About 325 students from Hinsdale Central and Hinsdale South high schools participated in a 24-hour Relay Challenge this weekend.

“The relay went great,” said April Tatro, a family and consumer science teacher from Central and co-sponsor of the event.

The students registered in teams of six to 12, with each person pledging to collect at least $55 in donations. The event raises money that helps District 86 students in need afford to participate in after-school activities, clubs and summer school.

Teams were asked to have at least one representative walking laps around the track from 10 a.m. Saturday to 10 a.m. Sunday. But because of the cold temperatures at night and early Sunday morning, the teachers checked the participants out early, about 8 a.m.

“Once the sun starts coming up and we serve breakfast, the kids realize how tired they are and ready to go home,” Tatro said.

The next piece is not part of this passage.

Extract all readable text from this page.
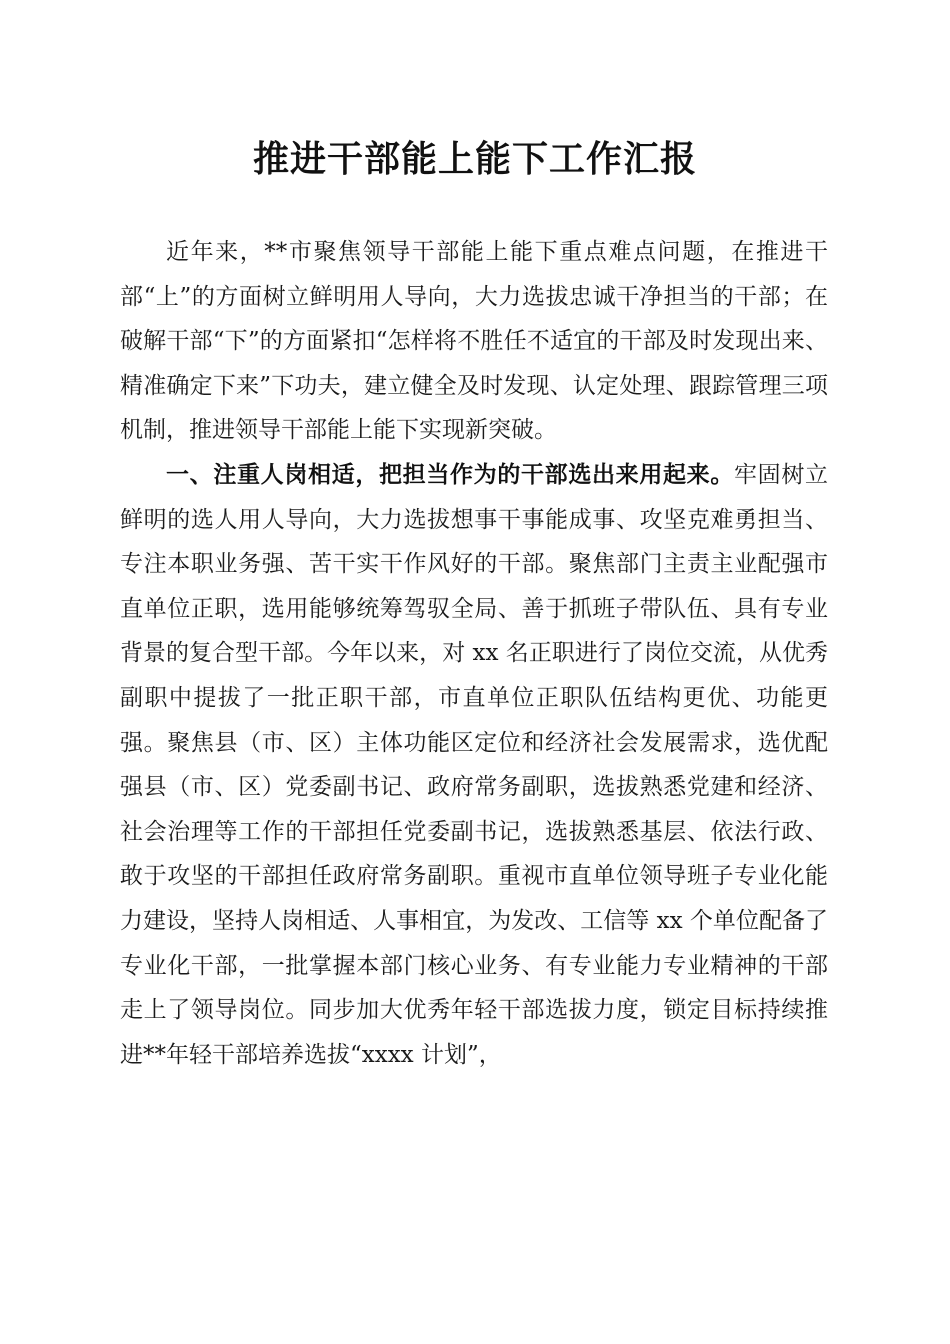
推进干部能上能下工作汇报

近年来，**市聚焦领导干部能上能下重点难点问题，在推进干部“上”的方面树立鲜明用人导向，大力选拔忠诚干净担当的干部；在破解干部“下”的方面紧扣“怎样将不胜任不适宜的干部及时发现出来、精准确定下来”下功夫，建立健全及时发现、认定处理、跟踪管理三项机制，推进领导干部能上能下实现新突破。

一、注重人岗相适，把担当作为的干部选出来用起来。牢固树立鲜明的选人用人导向，大力选拔想事干事能成事、攻坚克难勇担当、专注本职业务强、苦干实干作风好的干部。聚焦部门主责主业配强市直单位正职，选用能够统筹驾驭全局、善于抓班子带队伍、具有专业背景的复合型干部。今年以来，对 xx 名正职进行了岗位交流，从优秀副职中提拔了一批正职干部，市直单位正职队伍结构更优、功能更强。聚焦县（市、区）主体功能区定位和经济社会发展需求，选优配强县（市、区）党委副书记、政府常务副职，选拔熟悉党建和经济、社会治理等工作的干部担任党委副书记，选拔熟悉基层、依法行政、敢于攻坚的干部担任政府常务副职。重视市直单位领导班子专业化能力建设，坚持人岗相适、人事相宜，为发改、工信等 xx 个单位配备了专业化干部，一批掌握本部门核心业务、有专业能力专业精神的干部走上了领导岗位。同步加大优秀年轻干部选拔力度，锁定目标持续推进**年轻干部培养选拔“xxxx 计划”，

Nadia Mohideen, a freshman from Clarendon Hills, said she walked 30 laps, which equals 7.5 miles. Her team as a whole walked 71 laps.

The sun during the day kept the students warm enough.

“We even had to pass out the sunscreen the Dermatology Institute donated,” Tatro said. “We served coffee, hot chocolate and pizza throughout the night to help keep the students and chaperones warm.”

The organizers had reminded the students to dress warm and bring extra blankets. It dropped to about 44 degrees during the night. If it had fallen below 40, they would have relocated to the fieldhouse, Tatro said.

“I was more than warm enough because I had a long sleeved shirt, two sweatshirts, two pants and a winter coat, just in case,” Mohideen said.

Finding tents to sleep in was more difficult, Mohideen said, because neither she nor her friends go camping.

She also learned, “setting up a tent is a lot harder than it looks.”

Live bands, a disc jockey, impromptu football and soccer games, a “Name that Tune” game, and creative laps, such as going piggyback, kept the students energized and enthusiastic.

“My favorite part was probably the karaoke because the judges made it really fun, and the singers were either amazing or funny,” Mohideen said. “All my friends and I enjoyed it, and we will definitely be doing it next year.”

Tatro has co-sponsored the event three years in a row. Her favorite part is seeing Central and South students teaming up for a good cause and interacting together. Usually, the two schools are rivals, she said.

Smith liked dinnertime, when she and other leaders had time to chat with students, parents and other volunteers that helped cook and serve dinner.

“It was also the time the other sponsor and myself had our families visit,” Smith said. “We spend a lot of time and energy getting ready for the event, but to see our families there supporting us and having a good time helps make it all worth it.”

Proceeds from the relay also are donated to local charities, such as Seed of Hope Foundation, the Port Ministries and the Hinsdale Community House.